Factoring als Finanzierungsinstrument

Warum Factoring als Finanzierungsinstrument geeignet ist erfahren sie auf dieser Seite.

Factoring als Finanzierungsinstrument

Neben Bankguthaben stellen die Außenstände eines Unternehmens, die Bilanzposition Forderungen aus Lieferungen und Leistungen, einen Vermögenswert in der Bilanz dar. Ihre Umwandlung in liquide Mittel, bzw. in Umsatzerlöse in der Ergebnisrechnung ist das Ziel ihres unternehmerischen Handelns. Bleiben die Außenstände länger als vereinbart offen, entsteht dadurch in ihrem Unternehmen ein erhöhter Liquiditätsbedarf.

​Teilweise erweisen Außenstände sich sogar als uneinbringlich und führen dadurch zu Ergebniseinbußen. Bei gleich bleibendem Umsatz führt eine schleppende Zahlweise der Abnehmer zur Erhöhung der Außenstände. Außerdem können die Außenstände ebenso bei pünktlicher Zahlweise steigen, nämlich bei steigendem Umsatz.

​Factoring als Finanzierungsinstrument – Finanzierungsfunktion

Die Finanzierungsfunktion des Factorings sorgt dafür, dass sie als Factoringkunde durch den Verkauf ihrer Forderungen sofort finanzielle Mittel erhalten, ohne dafür externes Eigen- oder Fremdkapital aufzunehmen. Sie erhöhen damit ihre Unabhängigkeit gegenüber externen Geldgebern und ihre Flexibilität. ​Sie erhalten als Factoringkunde durch den Forderungsverkauf sofort den Gegenwert der Forderungen und verbessern dadurch ihre Liquidität. Dieser Finanzierungseffekt steht einer sofortigen Zahlung ihrer Debitoren gleich. Somit eigent sich Factoring als Finanzierungsinstrument gerade für mittelständische Unternehmen.

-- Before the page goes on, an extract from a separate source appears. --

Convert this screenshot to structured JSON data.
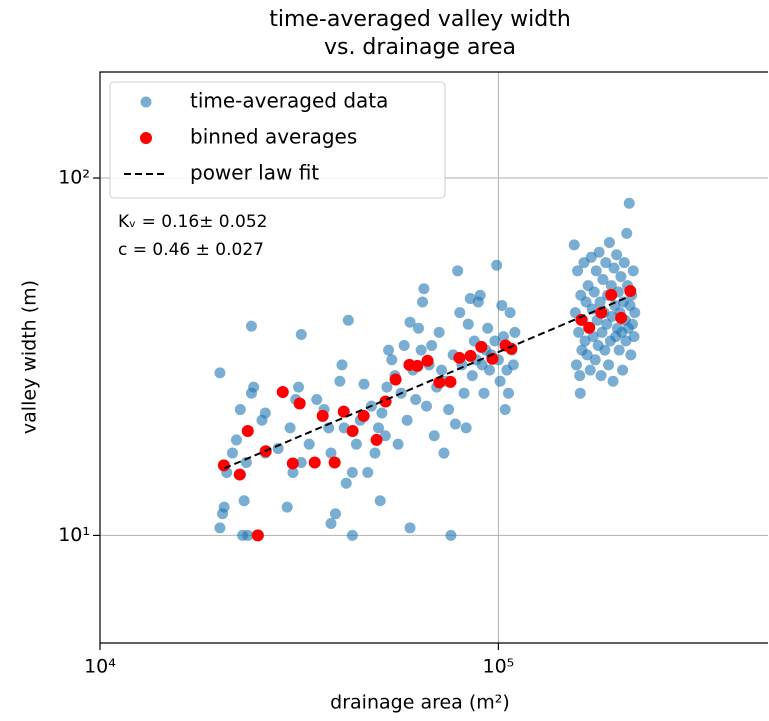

Dadurch erleichtern Sie ihre Finanzdisposition; Sie wissen genau, welche Beträge sie zu welchem Zeitpunkt vom Factor erhalten. Gerade in Zeiten hoher Zinsen und bei schwacher konjunktureller Entwicklung gewinnt die Unabhängigkeit vom Zahlungsverhalten der Debitoren zusätzlich an Bedeutung, weil dann die meisten Debitoren den Lieferantenkredit verstärkt in Anspruch nehmen. Die erhöhte Liquidität versetzt Sie in die Lage, ihre kurzfristigen Verbindlichkeiten zu begleichen. Insbesondere können sie ihre Lieferantenverbindlichkeiten unter Abzug von Skonto bezahlen, welches eine der wesentlichen Voraussetzungen für den Factoring-Effekt ist. Dieser tritt ein, wenn der Nutzen des Factorings für Sie als Anschlusskunde höher ist als die verursachten Kosten. Die Anwendung des Factorings führt dann nicht nur zu einer verbesserten Liquidität, sondern auch zu einer Verbesserung der Rentabilität.

Da ​Sie künftig als Bar- oder Skontozahler auftreten können, sind auch ein besseres Image und eine stärkere Verhandlungsposition gegenüber ihren Lieferanten Folgen des Factorings. In Bezug auf ihre Konkurrenten erlangen sie einen Wettbewerbsvorteil, da sie ihren Kunden längere Zahlungsziele einräumen können, ohne dadurch zusätzliches Eigen- oder Fremdkapital zu blockieren.

Nachteile des Factorings

​Nachteile aus der Finanzierungsfunktion des Factorings können sich aus falscher Mittelverwendung ergeben. Wie bereits erwähnt, sollten Sie als Anschlusskunde die ihnen zugeflossenen Mittel zur Tilgung von kurzfristigen Verbindlichkeiten nutzen. Verwenden sie diese dagegen im langfristigen Bereich, zum Beispiel zur Finanzierung von Investitionen, entstehen ihnen eine nur schwer zu lösende Abhängigkeit vom Factor. Bei einer Beendigung des Factoring-Verhältnisses können Sie den Wegfall der Finanzierung nicht durch die Inanspruchnahme von Lieferantenkrediten kompensieren.

​Auch müssen Firmen mit stark ausgeprägtem Saisongeschäft sich darauf einstellen, dass mit Ende der Saison der Finanzierungsstrom vom Factor abrupt endet.

​Fazit: Factoring als Finanzierungsinstrument erweist sich gerade in mittelständische Firmen positive bei der Liquiditätsbeschaffung.